- Born: Andrew Louis Smit April 14, 1935 Colorado Springs, Colorado, United States
- Died: August 11, 2010 (aged 75) Pikes Peak Hospice, Colorado Springs, Colorado, United States
- Occupation: Police detective

= Lou Smit =

American police detective

Andrew Louis "Lou" Smit (April 14, 1935 - August 11, 2010) was an American police detective in Colorado Springs, Colorado who worked on a number of notable cases before his retirement in 1996. He was later recalled to work on the murder of JonBenét Ramsey.

==Life and career==
Smit having tried various businesses and failed, prayed for a solution and saw as an answer from God a call he received from a cousin who served on the Colorado Springs Police Department suggesting that he apply to serve. Smit fell just short of the department's minimum height of five feet and nine inches, but was able to join the force in 1966 after he had his cousin hit him over the skull with a nightstick, allowing him to meet the height minimum when he was remeasured the following day with the bump on his head. Working his way up to the rank of detective, Smit was involved in a number of notable cases including the conviction of spree killer Freddie Glenn for a series of murders, including the 1975 killing of Karen Grammer, younger sister of actor Kelsey Grammer. In 1995, he arrested Robert Charles Browne for the 1991 murder of Heather Dawn Church. Church's father had been one of the original suspects in his daughter's murder, but Browne ultimately confessed to a total of 48 murders and was sentenced to life imprisonment. Smit retired in 1996 from the El Paso County, Colorado Sheriff's department where he had served as captain of detectives. Some of Smit's cases, such as the Grammer and Church murders, were featured on the Investigation Discovery series Homicide Hunter.
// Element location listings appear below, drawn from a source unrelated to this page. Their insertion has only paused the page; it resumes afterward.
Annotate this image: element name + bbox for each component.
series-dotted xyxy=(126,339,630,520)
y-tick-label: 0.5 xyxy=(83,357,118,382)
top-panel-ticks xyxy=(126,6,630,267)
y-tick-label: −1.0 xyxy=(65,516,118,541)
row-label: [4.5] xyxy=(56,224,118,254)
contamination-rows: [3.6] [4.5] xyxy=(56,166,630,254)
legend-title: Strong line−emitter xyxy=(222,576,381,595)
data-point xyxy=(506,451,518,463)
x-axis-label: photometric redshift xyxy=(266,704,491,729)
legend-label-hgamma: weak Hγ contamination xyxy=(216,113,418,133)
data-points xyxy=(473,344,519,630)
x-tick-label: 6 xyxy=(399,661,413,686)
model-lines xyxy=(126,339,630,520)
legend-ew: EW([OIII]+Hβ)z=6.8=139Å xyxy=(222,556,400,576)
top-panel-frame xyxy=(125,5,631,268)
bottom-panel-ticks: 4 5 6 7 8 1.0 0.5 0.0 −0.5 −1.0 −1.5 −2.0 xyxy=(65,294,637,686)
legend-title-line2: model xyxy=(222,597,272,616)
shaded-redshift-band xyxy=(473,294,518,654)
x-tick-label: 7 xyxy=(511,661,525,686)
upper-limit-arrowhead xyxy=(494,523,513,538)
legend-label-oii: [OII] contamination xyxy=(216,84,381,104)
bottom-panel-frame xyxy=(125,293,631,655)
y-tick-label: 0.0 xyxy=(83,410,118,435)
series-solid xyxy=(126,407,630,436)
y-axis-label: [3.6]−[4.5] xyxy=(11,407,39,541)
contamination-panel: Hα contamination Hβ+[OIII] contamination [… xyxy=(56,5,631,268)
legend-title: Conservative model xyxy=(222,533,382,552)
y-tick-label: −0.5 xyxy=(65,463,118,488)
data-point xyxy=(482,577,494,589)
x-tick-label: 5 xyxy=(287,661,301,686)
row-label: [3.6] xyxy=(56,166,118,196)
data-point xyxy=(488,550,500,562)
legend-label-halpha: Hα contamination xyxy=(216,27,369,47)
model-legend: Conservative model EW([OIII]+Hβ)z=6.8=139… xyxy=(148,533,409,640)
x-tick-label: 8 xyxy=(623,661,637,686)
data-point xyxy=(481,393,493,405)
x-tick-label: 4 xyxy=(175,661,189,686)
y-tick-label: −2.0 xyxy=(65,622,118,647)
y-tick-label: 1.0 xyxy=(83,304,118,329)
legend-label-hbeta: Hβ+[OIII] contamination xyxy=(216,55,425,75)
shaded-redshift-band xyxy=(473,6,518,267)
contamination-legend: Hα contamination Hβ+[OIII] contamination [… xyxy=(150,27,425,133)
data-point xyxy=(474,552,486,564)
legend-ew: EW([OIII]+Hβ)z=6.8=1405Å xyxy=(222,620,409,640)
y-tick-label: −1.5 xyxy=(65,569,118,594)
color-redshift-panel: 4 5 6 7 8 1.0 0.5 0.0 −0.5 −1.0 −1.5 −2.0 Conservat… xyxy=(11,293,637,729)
In 1997, three months after the murder of JonBenét Ramsey, Smit was asked by the district attorney's office to come out of retirement to assist with the investigation. While initial suspicions had been that Patsy Ramsey was responsible for the murder and that John Ramsey had been protecting his wife, Smit resigned from the case after 18 months having concluded that the Ramseys were not responsible for the murder and that the Boulder Police Department had been unjustifiably pursuing the Ramseys as suspects despite DNA and other evidence that showed that some other person was responsible for the killing. In his September 1998 resignation letter, Smit stated that "the Ramseys did not do it" and cited "substantial, credible evidence of an intruder and a lack of evidence that the parents are involved". Smit later worked for the Ramseys in helping establish their innocence.

After the Ramsey case, Smit continued to work on cold cases. As a detective, Smit boasted that he "never lost a homicide case" in a career in which he worked on more than 200 murder cases in which a suspect had been arrested and tried for their crime.

Smit went to a doctor in April 2010 after experiencing abdominal pain. After a CAT scan identified a tumor as the cause of the pain, surgeons discovered that the cancer had spread throughout his body and was untreatable. Smit died at age 75 on August 11, 2010, at the Pikes Peak Hospice in Colorado Springs due to colon cancer. John Ramsey came to pray at his bedside shortly before Smit's death. Smit was survived by three daughters, a son and nine grandchildren.

==Portrayals==
Smit has been portrayed by Kris Kristofferson in the CBS television miniseries Perfect Murder, Perfect Town (2000); Hrothgar Mathews in Lifetime's Who Killed Jonbenet (2016) and Will Patton in the Netflix miniseries The Murder of JonBenét Ramsey (2026).